When we first arrived in Barcelona, in autumn, it was mushroom season.  The markets were overflowing with all kinds of beautiful and ghastly mushrooms, some with medieval sounding names:  Trompettes de la mort (trumpets of death,) or pie de rata reina (queen rat’s foot.)  When we went out to the Parc de Collserola, we saw the locals out gathering their own bolets,  carrying cute mushroom gathering baskets.  It was a little surprising at first, people out harvesting in the park.  The attitude toward using the parks seems so different.  In the states, we are so convinced that the only way to value and preserve wild public spaces is to “take nothing but photographs; leave nothing but footprints.”  Nature you can really use becomes a luxury for those who can afford their own little slice of it.  For the rest, nature is a “look but don’t touch” space.  There are exceptions: campgrounds that allow us to gather firewood, public lands we can fish, but the overwhelming attitude (one I’ve certainly mouthed myself) is that we are not to touch, cut, take, etc. anything from the woods.  “After all, if everyone took one…..”   It was at first surprising to see the Catalunyans out gathering, picking, and cutting freely from the woods.  Of course, we forage back home, but it often has this slightly prohibitted feeling, unless we happen to be foraging for things no one wants.  I realized that I had come to believe that the woods belong to everyone, so no one should use them–a curious thought.  My neighbors here seem to believe that the woods belong to everyone, so everyone should use them.  It shows in their approach to “gathering” stuff from the parks:  One of the ladies who lives in our building is growing flowers she got from Monserrat; we walked through Colserolla and saw a young couple showing their children how to split pine cones for pine nutsand digging up little plants they place in two little plastic buckets to take home;  at Monserrat, I saw a woman carrying a  rosemary plant home.    

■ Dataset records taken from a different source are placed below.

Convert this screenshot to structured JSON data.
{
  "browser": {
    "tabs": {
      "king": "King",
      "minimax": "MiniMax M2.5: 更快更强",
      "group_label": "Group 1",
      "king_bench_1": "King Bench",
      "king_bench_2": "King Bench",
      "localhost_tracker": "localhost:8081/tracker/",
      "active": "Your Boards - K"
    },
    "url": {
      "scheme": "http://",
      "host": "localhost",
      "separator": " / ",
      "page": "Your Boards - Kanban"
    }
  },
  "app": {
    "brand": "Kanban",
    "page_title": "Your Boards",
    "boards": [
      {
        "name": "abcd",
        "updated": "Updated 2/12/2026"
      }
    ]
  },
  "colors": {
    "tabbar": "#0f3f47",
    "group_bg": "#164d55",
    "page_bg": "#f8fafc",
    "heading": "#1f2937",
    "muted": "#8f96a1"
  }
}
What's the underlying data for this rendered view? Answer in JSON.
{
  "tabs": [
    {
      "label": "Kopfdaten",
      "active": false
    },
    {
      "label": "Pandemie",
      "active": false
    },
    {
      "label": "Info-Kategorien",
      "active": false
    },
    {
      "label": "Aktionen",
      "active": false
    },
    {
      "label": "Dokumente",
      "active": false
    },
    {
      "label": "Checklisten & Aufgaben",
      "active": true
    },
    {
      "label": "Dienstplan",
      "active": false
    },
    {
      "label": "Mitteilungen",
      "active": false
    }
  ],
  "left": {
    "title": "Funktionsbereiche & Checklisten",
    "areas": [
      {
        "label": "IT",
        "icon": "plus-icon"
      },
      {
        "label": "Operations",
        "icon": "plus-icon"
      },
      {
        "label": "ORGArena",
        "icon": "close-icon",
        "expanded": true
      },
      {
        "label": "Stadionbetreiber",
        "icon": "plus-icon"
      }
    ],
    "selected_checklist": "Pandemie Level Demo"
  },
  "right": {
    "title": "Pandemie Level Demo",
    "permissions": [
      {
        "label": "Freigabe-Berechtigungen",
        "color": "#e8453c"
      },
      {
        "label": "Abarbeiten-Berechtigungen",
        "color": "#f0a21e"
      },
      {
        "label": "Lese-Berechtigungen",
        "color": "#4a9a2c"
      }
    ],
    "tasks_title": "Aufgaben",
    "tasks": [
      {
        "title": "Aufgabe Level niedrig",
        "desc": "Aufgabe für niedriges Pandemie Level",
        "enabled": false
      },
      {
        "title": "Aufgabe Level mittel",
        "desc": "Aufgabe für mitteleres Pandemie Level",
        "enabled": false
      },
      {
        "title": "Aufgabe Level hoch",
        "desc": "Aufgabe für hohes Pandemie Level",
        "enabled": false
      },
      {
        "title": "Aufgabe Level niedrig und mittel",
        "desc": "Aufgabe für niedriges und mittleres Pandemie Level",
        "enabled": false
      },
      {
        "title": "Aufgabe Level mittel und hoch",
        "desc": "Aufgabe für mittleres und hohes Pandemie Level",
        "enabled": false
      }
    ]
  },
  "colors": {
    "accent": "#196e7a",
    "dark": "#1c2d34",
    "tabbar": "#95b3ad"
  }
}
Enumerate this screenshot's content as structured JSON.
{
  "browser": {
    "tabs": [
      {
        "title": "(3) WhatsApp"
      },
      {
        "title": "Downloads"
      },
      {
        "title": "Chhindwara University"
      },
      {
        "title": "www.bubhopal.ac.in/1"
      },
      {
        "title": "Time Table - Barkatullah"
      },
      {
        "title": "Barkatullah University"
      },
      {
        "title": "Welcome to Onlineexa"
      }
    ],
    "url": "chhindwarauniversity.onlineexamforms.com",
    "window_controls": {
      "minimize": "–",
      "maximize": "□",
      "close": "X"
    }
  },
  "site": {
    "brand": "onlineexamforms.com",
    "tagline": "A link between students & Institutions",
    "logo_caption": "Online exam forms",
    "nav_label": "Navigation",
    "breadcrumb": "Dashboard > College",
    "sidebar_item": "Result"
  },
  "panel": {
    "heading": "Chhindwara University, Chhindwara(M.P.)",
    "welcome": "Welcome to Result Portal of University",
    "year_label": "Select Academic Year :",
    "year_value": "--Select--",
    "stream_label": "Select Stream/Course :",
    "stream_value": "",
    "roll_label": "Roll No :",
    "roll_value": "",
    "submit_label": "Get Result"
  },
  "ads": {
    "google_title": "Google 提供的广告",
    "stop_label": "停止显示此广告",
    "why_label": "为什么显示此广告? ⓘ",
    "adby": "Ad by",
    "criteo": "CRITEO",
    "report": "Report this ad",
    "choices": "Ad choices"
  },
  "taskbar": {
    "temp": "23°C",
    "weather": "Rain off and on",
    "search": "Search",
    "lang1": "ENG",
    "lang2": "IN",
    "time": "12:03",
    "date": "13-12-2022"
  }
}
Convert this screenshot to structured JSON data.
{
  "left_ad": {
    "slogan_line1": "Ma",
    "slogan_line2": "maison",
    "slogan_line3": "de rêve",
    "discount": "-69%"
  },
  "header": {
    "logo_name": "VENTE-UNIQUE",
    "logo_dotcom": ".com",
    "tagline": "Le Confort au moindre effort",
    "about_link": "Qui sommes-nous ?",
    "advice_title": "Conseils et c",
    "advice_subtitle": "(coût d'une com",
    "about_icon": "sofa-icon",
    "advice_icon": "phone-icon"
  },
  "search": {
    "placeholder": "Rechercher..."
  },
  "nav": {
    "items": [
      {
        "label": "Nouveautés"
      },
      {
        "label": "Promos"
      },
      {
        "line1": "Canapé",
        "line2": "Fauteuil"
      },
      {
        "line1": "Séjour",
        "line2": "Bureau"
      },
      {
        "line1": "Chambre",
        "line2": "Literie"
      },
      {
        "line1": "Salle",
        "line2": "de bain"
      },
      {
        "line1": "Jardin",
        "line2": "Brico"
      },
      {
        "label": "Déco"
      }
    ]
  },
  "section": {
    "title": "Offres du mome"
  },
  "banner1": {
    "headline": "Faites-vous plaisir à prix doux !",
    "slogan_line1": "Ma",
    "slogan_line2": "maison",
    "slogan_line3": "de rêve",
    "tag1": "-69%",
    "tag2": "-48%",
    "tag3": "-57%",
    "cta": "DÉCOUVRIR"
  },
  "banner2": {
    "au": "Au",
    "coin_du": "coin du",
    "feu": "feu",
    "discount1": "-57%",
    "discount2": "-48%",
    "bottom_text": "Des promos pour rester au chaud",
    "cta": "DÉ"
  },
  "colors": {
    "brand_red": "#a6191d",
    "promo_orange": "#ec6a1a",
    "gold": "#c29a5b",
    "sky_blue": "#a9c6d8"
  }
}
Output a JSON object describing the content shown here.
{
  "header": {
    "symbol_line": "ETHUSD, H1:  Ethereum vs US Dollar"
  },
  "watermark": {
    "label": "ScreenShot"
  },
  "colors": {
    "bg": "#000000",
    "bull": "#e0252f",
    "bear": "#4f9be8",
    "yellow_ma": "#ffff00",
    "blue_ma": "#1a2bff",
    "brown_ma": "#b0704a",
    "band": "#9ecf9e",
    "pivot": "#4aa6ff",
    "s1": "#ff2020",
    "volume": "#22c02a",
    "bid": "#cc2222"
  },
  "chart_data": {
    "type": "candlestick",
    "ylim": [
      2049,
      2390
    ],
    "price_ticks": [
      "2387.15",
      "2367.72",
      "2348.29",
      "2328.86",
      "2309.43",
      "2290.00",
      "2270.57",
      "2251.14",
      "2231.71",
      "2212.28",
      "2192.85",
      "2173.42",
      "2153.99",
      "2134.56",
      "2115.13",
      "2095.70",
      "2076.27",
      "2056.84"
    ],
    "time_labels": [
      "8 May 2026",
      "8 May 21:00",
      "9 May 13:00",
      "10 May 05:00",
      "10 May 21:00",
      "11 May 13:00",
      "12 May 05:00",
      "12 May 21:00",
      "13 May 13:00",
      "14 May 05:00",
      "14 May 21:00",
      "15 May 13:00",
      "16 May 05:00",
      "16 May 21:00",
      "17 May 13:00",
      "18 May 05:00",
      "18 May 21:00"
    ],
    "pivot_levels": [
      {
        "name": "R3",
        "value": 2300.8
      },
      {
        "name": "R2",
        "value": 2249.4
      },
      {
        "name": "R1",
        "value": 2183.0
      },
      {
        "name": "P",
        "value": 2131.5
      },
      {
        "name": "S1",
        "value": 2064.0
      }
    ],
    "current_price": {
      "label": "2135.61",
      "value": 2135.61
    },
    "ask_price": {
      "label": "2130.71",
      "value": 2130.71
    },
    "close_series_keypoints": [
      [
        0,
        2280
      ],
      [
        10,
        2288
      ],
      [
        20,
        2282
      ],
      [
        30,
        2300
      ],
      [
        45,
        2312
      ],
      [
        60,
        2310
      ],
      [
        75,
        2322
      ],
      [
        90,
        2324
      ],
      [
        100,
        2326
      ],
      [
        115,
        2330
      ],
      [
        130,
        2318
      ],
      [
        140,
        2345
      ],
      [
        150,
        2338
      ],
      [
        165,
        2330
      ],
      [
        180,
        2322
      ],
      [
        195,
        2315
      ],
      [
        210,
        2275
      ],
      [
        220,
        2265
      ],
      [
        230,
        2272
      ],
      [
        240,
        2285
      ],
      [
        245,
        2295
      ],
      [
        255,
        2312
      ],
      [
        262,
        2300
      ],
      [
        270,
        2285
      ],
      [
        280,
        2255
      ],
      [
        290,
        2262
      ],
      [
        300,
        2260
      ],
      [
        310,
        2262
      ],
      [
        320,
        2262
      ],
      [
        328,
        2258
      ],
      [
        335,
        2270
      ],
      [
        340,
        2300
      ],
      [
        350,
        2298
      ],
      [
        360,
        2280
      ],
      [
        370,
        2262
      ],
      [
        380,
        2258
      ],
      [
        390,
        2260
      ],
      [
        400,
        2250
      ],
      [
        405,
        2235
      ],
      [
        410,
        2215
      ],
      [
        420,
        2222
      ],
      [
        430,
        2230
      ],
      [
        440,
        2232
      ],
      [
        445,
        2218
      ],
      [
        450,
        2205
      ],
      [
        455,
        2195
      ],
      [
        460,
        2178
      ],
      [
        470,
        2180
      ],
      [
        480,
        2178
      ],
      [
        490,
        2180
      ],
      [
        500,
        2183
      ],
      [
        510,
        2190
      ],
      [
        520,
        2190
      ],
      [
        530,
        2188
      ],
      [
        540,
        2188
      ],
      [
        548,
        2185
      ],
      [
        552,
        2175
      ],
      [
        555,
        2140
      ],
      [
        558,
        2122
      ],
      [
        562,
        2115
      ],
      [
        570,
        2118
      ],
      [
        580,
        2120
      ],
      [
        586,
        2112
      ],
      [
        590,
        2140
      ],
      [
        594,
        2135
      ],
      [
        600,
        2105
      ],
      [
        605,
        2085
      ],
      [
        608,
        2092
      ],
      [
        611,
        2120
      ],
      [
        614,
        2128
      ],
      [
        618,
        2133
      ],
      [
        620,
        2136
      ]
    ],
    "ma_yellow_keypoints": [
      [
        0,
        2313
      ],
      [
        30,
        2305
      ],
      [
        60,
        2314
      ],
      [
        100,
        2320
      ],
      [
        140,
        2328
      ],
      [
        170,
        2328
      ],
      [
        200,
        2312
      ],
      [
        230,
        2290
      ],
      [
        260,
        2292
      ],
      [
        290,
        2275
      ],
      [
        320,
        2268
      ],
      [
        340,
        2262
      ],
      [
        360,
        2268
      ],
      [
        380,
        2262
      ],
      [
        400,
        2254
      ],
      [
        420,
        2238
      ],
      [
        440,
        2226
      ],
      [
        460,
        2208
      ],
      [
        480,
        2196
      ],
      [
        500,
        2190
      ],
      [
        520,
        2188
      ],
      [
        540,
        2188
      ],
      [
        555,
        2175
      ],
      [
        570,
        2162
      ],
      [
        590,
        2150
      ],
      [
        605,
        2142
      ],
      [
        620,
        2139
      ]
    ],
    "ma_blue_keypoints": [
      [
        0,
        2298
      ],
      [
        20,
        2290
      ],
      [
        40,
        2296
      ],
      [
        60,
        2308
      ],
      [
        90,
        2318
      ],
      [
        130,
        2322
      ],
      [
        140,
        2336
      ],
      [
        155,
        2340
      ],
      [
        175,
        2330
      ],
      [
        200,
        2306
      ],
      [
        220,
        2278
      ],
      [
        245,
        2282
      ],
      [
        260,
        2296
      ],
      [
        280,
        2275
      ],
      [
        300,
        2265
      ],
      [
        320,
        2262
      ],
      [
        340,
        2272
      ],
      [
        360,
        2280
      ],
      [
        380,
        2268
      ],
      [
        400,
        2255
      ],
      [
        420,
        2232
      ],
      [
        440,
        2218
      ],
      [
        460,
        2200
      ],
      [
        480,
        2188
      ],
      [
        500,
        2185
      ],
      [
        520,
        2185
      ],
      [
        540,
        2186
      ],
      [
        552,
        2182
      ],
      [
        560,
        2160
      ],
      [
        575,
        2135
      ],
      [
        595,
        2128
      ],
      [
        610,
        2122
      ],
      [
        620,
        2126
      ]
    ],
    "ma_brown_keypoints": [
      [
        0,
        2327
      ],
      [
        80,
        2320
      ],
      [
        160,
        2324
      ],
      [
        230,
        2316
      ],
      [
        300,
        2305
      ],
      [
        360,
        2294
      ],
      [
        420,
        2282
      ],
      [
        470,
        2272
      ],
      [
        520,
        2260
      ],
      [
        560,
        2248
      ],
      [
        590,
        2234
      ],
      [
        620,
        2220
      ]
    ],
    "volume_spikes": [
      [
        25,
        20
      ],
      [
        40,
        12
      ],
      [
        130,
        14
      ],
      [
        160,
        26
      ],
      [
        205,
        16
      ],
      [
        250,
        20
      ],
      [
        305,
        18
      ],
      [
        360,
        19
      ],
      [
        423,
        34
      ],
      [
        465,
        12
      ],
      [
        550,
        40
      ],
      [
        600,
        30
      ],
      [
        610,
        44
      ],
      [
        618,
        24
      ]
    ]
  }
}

It’s not just that you can take things, either.  I can see a different relationship to parkland in their transportation planning:  Trains and buses  take you to major parks, rack railways make remote, otherwise inaccessible mountains available for daytrips from the city.  Up on Vall de Nuria, or Monserrat, you’ll see Catalunyans of all ages doing what they do everywhere:  walking, eating, talking, smoking a cigarette, having a glass of wine.  I keep thinking that back home, I’d have to be in a car or be some kind of super athlete to see places like these.  Here,  I can ride up for the day, have a sandwich, walk around, listen to the birds, come home.  Of course you should be able to get there:  it belongs to everyone.